Here we have someone who is trusted by the tech commentariat and the tech-interested public, and at minimum did not appear to be a suspicious actor on the political question in play. I do think that he made the right argument at the right time in the right way, and each aspect mattered a great deal; but what is easy to overlook is that he was also the right person to do so, at that particular moment. Few people at the time commanded enough trust among enough people interested in the question to pull off what he pulled off. It’s possible that no one else did.

Watching the crisis fizzle out was truly something. A day before, we had all hardened into our sides of the argument; Amazon’s explanation of what had happened did very little to alter that situation. Then Shirky posted his piece, and it was shared over Twitter like a wildfire passing from person to person. By the next day, talk of #amazonfail had almost completely died — at least as far as Twitter activity was concerned. A few diehards kept going at it. I checked in on one who had been a debate partner at several points of the event; he was pressing on, demanding to know what was so special about Shirky that he got to decide when this was over. I’m sure Shirky was just as puzzled by his effectiveness. He did not sway that one man, but he swayed more than he could’ve reasonably expected to.

Practical wisdom is the mastery of this balancing act, but this mastery does not mean you get results like Shirky’s in the #amazonfail case — almost no one does that, and it’s unlikely to happen to Shirky himself more than once. But it is about doing the most good that you can in the situation. Sometimes this means recognizing that you are not the right person to try and play the role which Shirky played in #amazonfail. This might mean you recognize someone else who would be better suited to such a role. It might mean that the best thing for the situation and for your own good is to simply stay out of it — an underrated option in an age of outrage.

Practical wisdom is precisely the skill for taking responsibility for the situations you find yourself in, as well as the people connected to you and impacted by your choices. I’m an argumentative person by nature, so flamewars of the early internet were just an opportunity to flaunt and channel this unfortunate trait of mine.

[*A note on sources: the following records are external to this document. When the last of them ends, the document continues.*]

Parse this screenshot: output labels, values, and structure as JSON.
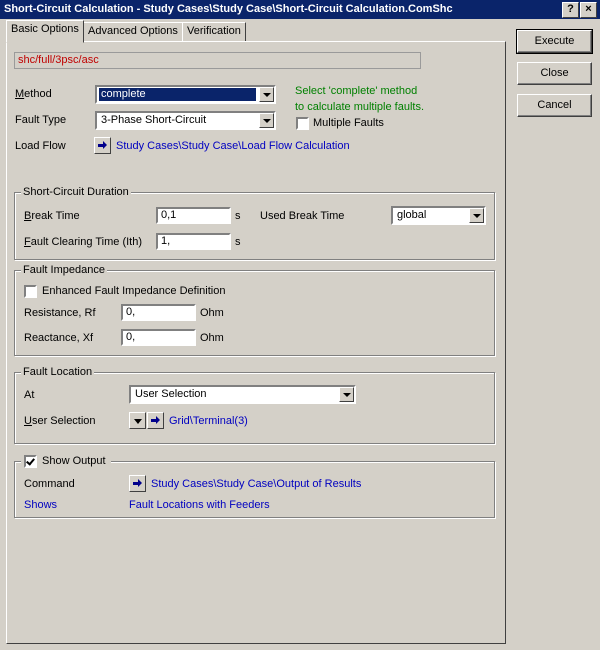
{
  "window": {
    "title": "Short-Circuit Calculation - Study Cases\\Study Case\\Short-Circuit Calculation.ComShc",
    "help_glyph": "?",
    "close_glyph": "×"
  },
  "tabs": [
    "Basic Options",
    "Advanced Options",
    "Verification"
  ],
  "buttons": {
    "execute": "Execute",
    "close": "Close",
    "cancel": "Cancel"
  },
  "command_path": "shc/full/3psc/asc",
  "basic": {
    "method_label": "Method",
    "method_value": "complete",
    "method_hint_1": "Select 'complete' method",
    "method_hint_2": "to calculate multiple faults.",
    "fault_type_label": "Fault Type",
    "fault_type_value": "3-Phase Short-Circuit",
    "multiple_faults_label": "Multiple Faults",
    "multiple_faults_checked": false,
    "load_flow_label": "Load Flow",
    "load_flow_link": "Study Cases\\Study Case\\Load Flow Calculation"
  },
  "duration": {
    "legend": "Short-Circuit Duration",
    "break_time_label_key": "B",
    "break_time_label_rest": "reak Time",
    "break_time_value": "0,1",
    "break_time_unit": "s",
    "used_break_time_label": "Used Break Time",
    "used_break_time_value": "global",
    "clearing_label_key": "F",
    "clearing_label_rest": "ault Clearing Time (Ith)",
    "clearing_value": "1,",
    "clearing_unit": "s"
  },
  "impedance": {
    "legend": "Fault Impedance",
    "enhanced_label": "Enhanced Fault Impedance Definition",
    "enhanced_checked": false,
    "resistance_label": "Resistance, Rf",
    "resistance_value": "0,",
    "resistance_unit": "Ohm",
    "reactance_label": "Reactance, Xf",
    "reactance_value": "0,",
    "reactance_unit": "Ohm"
  },
  "location": {
    "legend": "Fault Location",
    "at_label": "At",
    "at_value": "User Selection",
    "user_selection_label_key": "U",
    "user_selection_label_rest": "ser Selection",
    "user_selection_link": "Grid\\Terminal(3)"
  },
  "output": {
    "show_output_label": "Show Output",
    "show_output_checked": true,
    "command_label": "Command",
    "command_link": "Study Cases\\Study Case\\Output of Results",
    "shows_label": "Shows",
    "shows_value": "Fault Locations with Feeders"
  }
}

Nowadays, when I see someone making a pithy remark on Twitter that pisses me off, I try to ask myself what I am hoping to accomplish before giving into the knee-jerk instinct to reply. I ask, who am I to this person? Nine times out of 10, I’m just some random man on the internet to them; jumping in to attack does not exactly inspire confidence. They may have chosen to say what they said in such a way that predictably caused reactions like mine, but I also chose to be on Twitter in the first place, even knowing how the game is played there. If I am going to choose to be on Twitter — which there are many good reasons to do, but many more not to — I ought to at least do the most good that I can there. For myself, and for whatever influence, however small, I have.

Which is not to say that I always or often succeed in displaying such wisdom!

I came to the web seeking a kind of communion of equals, seeking after an ideal of effortless authenticity. In the end, looking back, I have to say that many of my enemies from those days were correct in their criticism. The journalists, the academics, the institutional old guard of various sorts who warned about the vindictive online crowds and the dangers of fracturing trust in the institutions of common knowledge — their fears have been vindicated in many ways.

But not their worldview. The late 19th and early 20th centuries saw the Republic of Letters replaced by the research university, the party press replaced by the “objective” press, and classical rhetoric replaced by propaganda (later rebranded by Edward Bernays as “public relations”). The wheel is turning once more, and what it is turning back to is not authentic expression, but to a rejection of the supposedly scientific management of every aspect of the human experience. To survive in the world we have made and are making, we would do best to turn back to Aristotle and the art of life.